As expected, the ASDR patients were less likely to have brain metastases and had a lower tumor burden than those with SR. Perhaps surprisingly, time to recurrence did not differ significantly between the asymptomatic and symptomatic patients, which the authors suggest argues against lead time bias. Although the reasons for this finding are likely multifactorial, the authors appropriately addressed lead time bias by measuring survival from initiation of surveillance.

Instead of attributing a survival benefit to more intensive imaging, it might be more plausible to conclude that ASDR and SR recurrences represent biologically different diseases. Indeed, the authors demonstrated this biologic difference by finding that ASDR was associated with significantly longer survival than SR even for untreated patients (Fig. S5C). Intriguingly, for the treated patients stratified by ASDR versus SR, despite the markedly different median survivals, the plateaus of the survival curves seemed to converge (Fig. S5A). This is a very limited sample size, but if true would suggest that ASDR is associated with more indolent disease, and that ultimately the long-term survivors are those whose disease course was altered by effective therapy. Longer follow-up evaluation of this population is needed for any definitive conclusions.

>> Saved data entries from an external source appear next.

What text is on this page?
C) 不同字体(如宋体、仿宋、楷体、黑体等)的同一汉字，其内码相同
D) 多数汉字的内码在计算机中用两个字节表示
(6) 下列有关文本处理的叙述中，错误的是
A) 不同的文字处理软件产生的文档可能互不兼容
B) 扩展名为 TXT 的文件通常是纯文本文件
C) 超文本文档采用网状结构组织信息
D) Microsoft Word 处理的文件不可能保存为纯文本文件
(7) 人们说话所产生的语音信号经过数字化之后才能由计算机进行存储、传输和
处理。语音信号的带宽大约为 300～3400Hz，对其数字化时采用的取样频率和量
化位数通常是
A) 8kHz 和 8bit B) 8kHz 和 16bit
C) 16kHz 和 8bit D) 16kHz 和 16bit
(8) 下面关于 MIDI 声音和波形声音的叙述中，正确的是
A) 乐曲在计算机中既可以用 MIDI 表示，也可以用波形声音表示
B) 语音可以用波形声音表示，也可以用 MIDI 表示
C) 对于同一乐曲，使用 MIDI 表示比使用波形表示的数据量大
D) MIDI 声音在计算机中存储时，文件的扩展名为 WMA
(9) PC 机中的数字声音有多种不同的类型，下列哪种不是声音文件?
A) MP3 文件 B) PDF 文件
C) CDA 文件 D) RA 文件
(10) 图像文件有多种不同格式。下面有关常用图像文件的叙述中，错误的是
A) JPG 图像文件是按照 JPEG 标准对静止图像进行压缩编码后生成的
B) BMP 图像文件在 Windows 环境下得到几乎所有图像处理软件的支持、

Certain limitations to the current study warrant discussion. First, the surveillance intervals and methods of imaging during those intervals were highly variable. Across both recurrence groups, the follow-up intervals ranged from 0 to 12 months, with an average imaging interval of 7.7 months for the stage 2 patients and 5.7 months for the stage 3 patients. Most of the patients underwent axial imaging (CT or PET/CT), with only 9% of the total cohort undergoing a combination of imaging methods. With such variation, except for the trend of shorter surveillance periods identified for the ASDR patients, it was not feasible to determine an “ideal” period to guide clinical practice. Furthermore, dual-imaging methods (i.e., CT scan and nodal basin ultrasound) may increase the sensitivity for detecting both regional and distant recurrence, consequently increasing the proportion of ASDR patients. Absent is discussion of brain MRI, a modality for which detection of ASDR has significant potential to impact on disease course.

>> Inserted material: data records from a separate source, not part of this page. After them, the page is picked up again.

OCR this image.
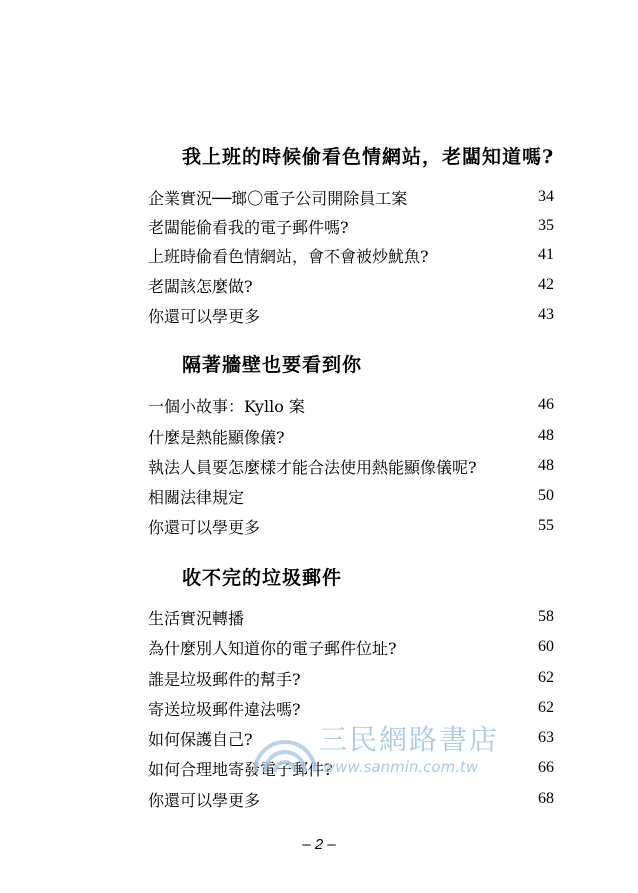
我上班的時候偷看色情網站，老闆知道嗎?
企業實況──瑯〇電子公司開除員工案	34
老闆能偷看我的電子郵件嗎?	35
上班時偷看色情網站，會不會被炒魷魚?	41
老闆該怎麼做?	42
你還可以學更多	43
隔著牆壁也要看到你
一個小故事：Kyllo 案	46
什麼是熱能顯像儀?	48
執法人員要怎麼樣才能合法使用熱能顯像儀呢?	48
相關法律規定	50
你還可以學更多	55
收不完的垃圾郵件
生活實況轉播	58
為什麼別人知道你的電子郵件位址?	60
誰是垃圾郵件的幫手?	62
寄送垃圾郵件違法嗎?	62
如何保護自己?	63
如何合理地寄發電子郵件?	66
你還可以學更多	68
三民網路書店
www.sanmin.com.tw
– 2 –
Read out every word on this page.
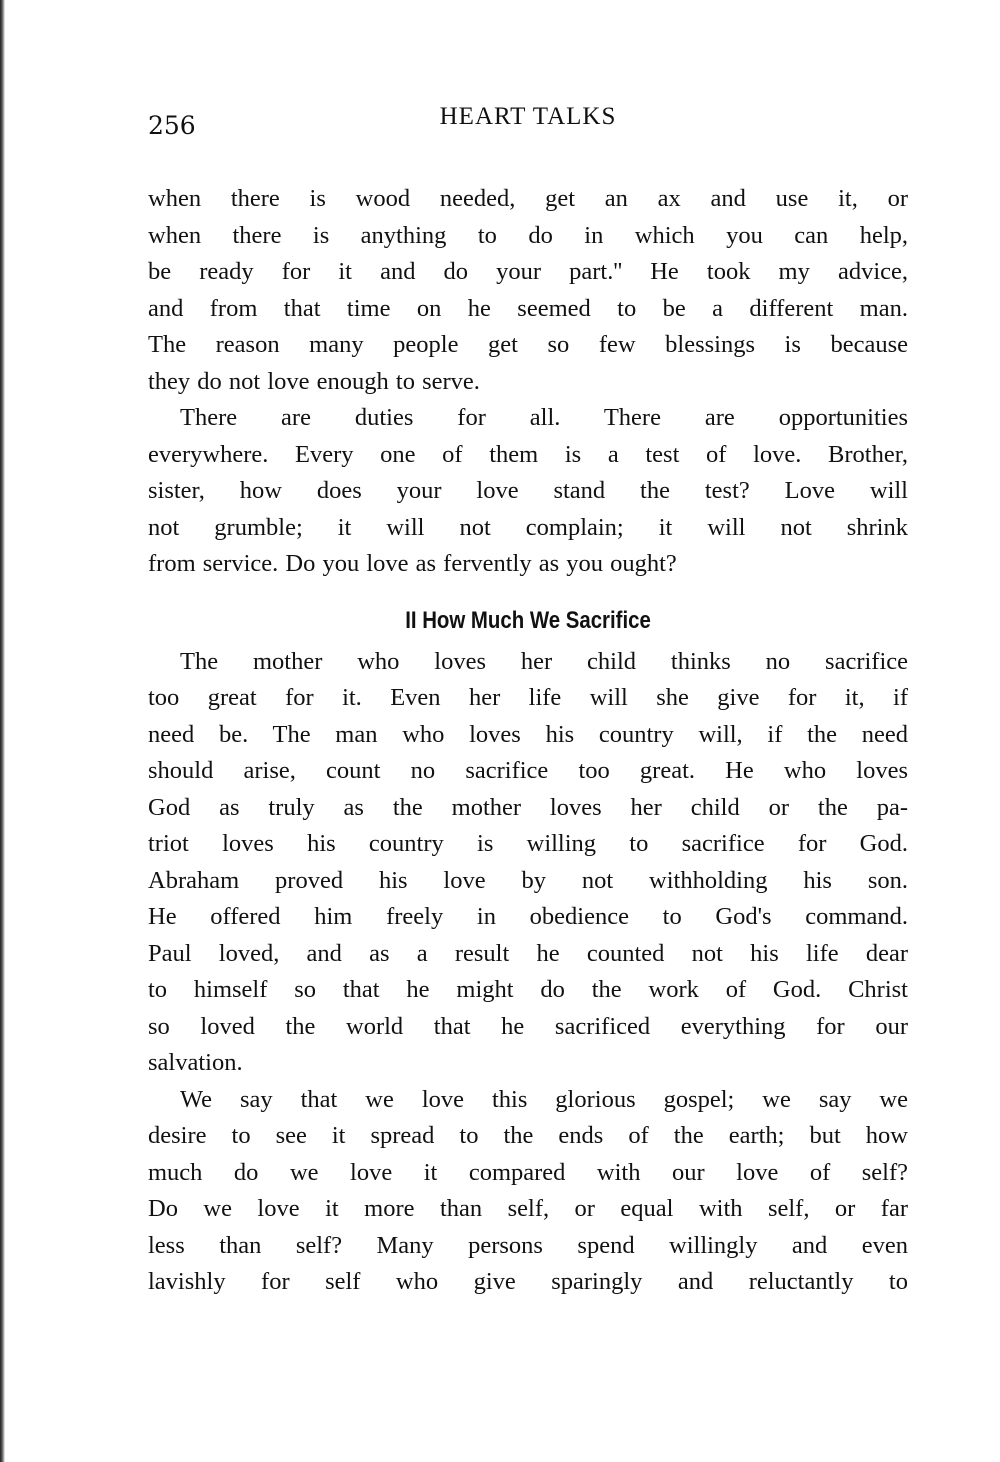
256	HEART TALKS
when there is wood needed, get an ax and use it, or
when there is anything to do in which you can help,
be ready for it and do your part.'' He took my advice,
and from that time on he seemed to be a different man.
The reason many people get so few blessings is because
they do not love enough to serve.
There are duties for all. There are opportunities
everywhere. Every one of them is a test of love. Brother,
sister, how does your love stand the test? Love will
not grumble; it will not complain; it will not shrink
from service. Do you love as fervently as you ought?
II How Much We Sacrifice
The mother who loves her child thinks no sacrifice
too great for it. Even her life will she give for it, if
need be. The man who loves his country will, if the need
should arise, count no sacrifice too great. He who loves
God as truly as the mother loves her child or the pa-
triot loves his country is willing to sacrifice for God.
Abraham proved his love by not withholding his son.
He offered him freely in obedience to God's command.
Paul loved, and as a result he counted not his life dear
to himself so that he might do the work of God. Christ
so loved the world that he sacrificed everything for our
salvation.
We say that we love this glorious gospel; we say we
desire to see it spread to the ends of the earth; but how
much do we love it compared with our love of self?
Do we love it more than self, or equal with self, or far
less than self? Many persons spend willingly and even
lavishly for self who give sparingly and reluctantly to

Second, although systemic therapy (immune therapy, targeted therapy, or chemotherapy) was included in the subset analyses as a salvage method at the time of recurrence, effective adjuvant therapy for high-risk melanoma patients had not yet emerged during the period of this study. Although the patients with ASDR were more likely to receive systemic treatment for their recurrence, it appears that no patients from either group received effective adjuvant therapy before their recurrence. As such, the applicability of the findings to the adjuvant therapy population are unknown. Early detection after adjuvant therapy may have a different prognostic significance because by definition such a recurrence is treatment resistant.

Overall, Ibrahim et al.1 emphasize an important aspect of melanoma management, namely, that surveillance imaging is understudied among high-risk patients. The current study effectively demonstrated the significant prognostic value of ASRD versus SR and raises for further study the potential of imaging intensity to influence oncologic outcomes. Currently, it would be prudent for clinicians to establish and apply consistent imaging surveillance protocols that allow assessment of the impact that imaging will have in the future.